KSPI Akan Turun ke Lapangan
Untuk memastikan kondisi sebenarnya, Said Iqbal menyatakan akan melakukan kunjungan langsung ke PT Feng Tay di kawasan Banjaran–Soreang, Kabupaten Bandung, pada Senin (22/6/2026).
Ia ingin memverifikasi jumlah pekerja yang masih aktif serta memastikan kondisi 4.000 buruh yang saat ini dirumahkan.
“Saya mau cek apakah benar ada 4.000 karyawan yang dirumahkan,” ujarnya.
Dorong Intervensi Pemerintah dan Mitigasi PHK
Said menegaskan pemerintah perlu hadir dalam menyelesaikan potensi krisis ketenagakerjaan ini. Salah satu mekanisme yang didorong adalah penggunaan code of conduct dalam rantai pasok perusahaan global seperti Nike, serta merek lain seperti Adidas dan Puma.

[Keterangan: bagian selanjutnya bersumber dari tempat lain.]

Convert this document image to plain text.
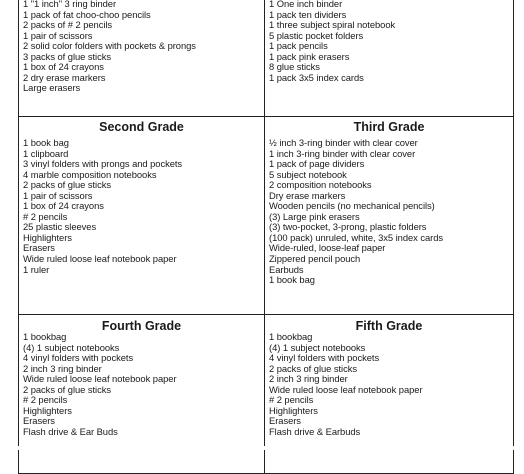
1 "1 inch" 3 ring binder
1 pack of fat choo-choo pencils
2 packs of # 2 pencils
1 pair of scissors
2 solid color folders with pockets & prongs
3 packs of glue sticks
1 box of 24 crayons
2 dry erase markers
Large erasers
1 One inch binder
1 pack ten dividers
1 three subject spiral notebook
5 plastic pocket folders
1 pack pencils
1 pack pink erasers
8 glue sticks
1 pack 3x5 index cards
Second Grade
1 book bag
1 clipboard
3 vinyl folders with prongs and pockets
4 marble composition notebooks
2 packs of glue sticks
1 pair of scissors
1 box of 24 crayons
# 2 pencils
25 plastic sleeves
Highlighters
Erasers
Wide ruled loose leaf notebook paper
1 ruler
Third Grade
½ inch 3-ring binder with clear cover
1 inch 3-ring binder with clear cover
1 pack of page dividers
5 subject notebook
2 composition notebooks
Dry erase markers
Wooden pencils (no mechanical pencils)
(3) Large pink erasers
(3) two-pocket, 3-prong, plastic folders
(100 pack) unruled, white, 3x5 index cards
Wide-ruled, loose-leaf paper
Zippered pencil pouch
Earbuds
1 book bag
Fourth Grade
1 bookbag
(4) 1 subject notebooks
4 vinyl folders with pockets
2 inch 3 ring binder
Wide ruled loose leaf notebook paper
2 packs of glue sticks
# 2 pencils
Highlighters
Erasers
Flash drive & Ear Buds
Fifth Grade
1 bookbag
(4) 1 subject notebooks
4 vinyl folders with pockets
2 packs of glue sticks
2 inch 3 ring binder
Wide ruled loose leaf notebook paper
# 2 pencils
Highlighters
Erasers
Flash drive & Earbuds
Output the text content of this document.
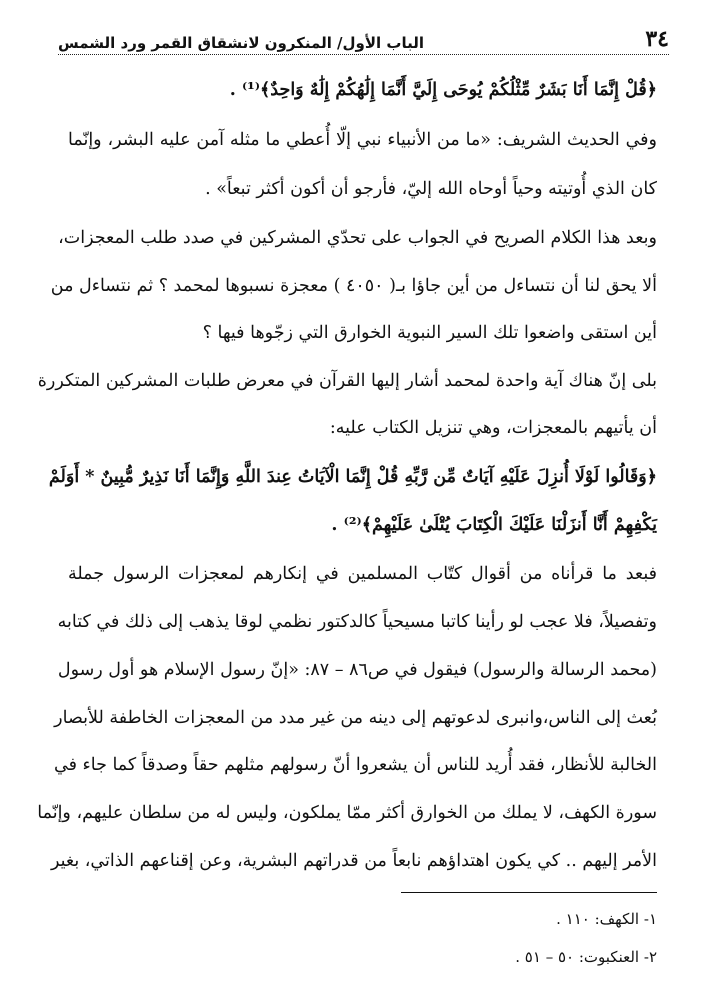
٣٤
الباب الأول/ المنكرون لانشقاق القمر ورد الشمس
﴿قُلْ إِنَّمَا أَنَا بَشَرٌ مِّثْلُكُمْ يُوحَى إِلَيَّ أَنَّمَا إِلَٰهُكُمْ إِلَٰهٌ وَاحِدٌ﴾⁽¹⁾ .
وفي الحديث الشريف: «ما من الأنبياء نبي إلّا أُعطي ما مثله آمن عليه البشر، وإنّما
كان الذي أُوتيته وحياً أوحاه الله إليّ، فأرجو أن أكون أكثر تبعاً» .
وبعد هذا الكلام الصريح في الجواب على تحدّي المشركين في صدد طلب المعجزات،
ألا يحق لنا أن نتساءل من أين جاؤا بـ( ٤٠٥٠ ) معجزة نسبوها لمحمد ؟ ثم نتساءل من
أين استقى واضعوا تلك السير النبوية الخوارق التي زجّوها فيها ؟
بلى إنّ هناك آية واحدة لمحمد أشار إليها القرآن في معرض طلبات المشركين المتكررة
أن يأتيهم بالمعجزات، وهي تنزيل الكتاب عليه:
﴿وَقَالُوا لَوْلَا أُنزِلَ عَلَيْهِ آيَاتٌ مِّن رَّبِّهِ قُلْ إِنَّمَا الْآيَاتُ عِندَ اللَّهِ وَإِنَّمَا أَنَا نَذِيرٌ مُّبِينٌ * أَوَلَمْ
يَكْفِهِمْ أَنَّا أَنزَلْنَا عَلَيْكَ الْكِتَابَ يُتْلَىٰ عَلَيْهِمْ﴾⁽²⁾ .
فبعد ما قرأناه من أقوال كتّاب المسلمين في إنكارهم لمعجزات الرسول جملة
وتفصيلاً، فلا عجب لو رأينا كاتبا مسيحياً كالدكتور نظمي لوقا يذهب إلى ذلك في كتابه
(محمد الرسالة والرسول) فيقول في ص٨٦ – ٨٧: «إنّ رسول الإسلام هو أول رسول
بُعث إلى الناس،وانبرى لدعوتهم إلى دينه من غير مدد من المعجزات الخاطفة للأبصار
الخالبة للأنظار، فقد أُريد للناس أن يشعروا أنّ رسولهم مثلهم حقاً وصدقاً كما جاء في
سورة الكهف، لا يملك من الخوارق أكثر ممّا يملكون، وليس له من سلطان عليهم، وإنّما
الأمر إليهم .. كي يكون اهتداؤهم نابعاً من قدراتهم البشرية، وعن إقناعهم الذاتي، بغير
١- الكهف: ١١٠ .
٢- العنكبوت: ٥٠ – ٥١ .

KSPI juga berencana mengirimkan surat kepada manajemen perusahaan dan pihak brand untuk mendorong perpanjangan kontrak produksi agar pekerja tidak terdampak PHK permanen.
“Saya akan meyakinkan agar ordernya jangan dikurangi dan kalau bisa diperpanjang,” kata Said.
Selain itu, ia juga membuka opsi relaksasi pajak dan insentif produksi agar perusahaan dapat mempertahankan operasional dan tenaga kerja.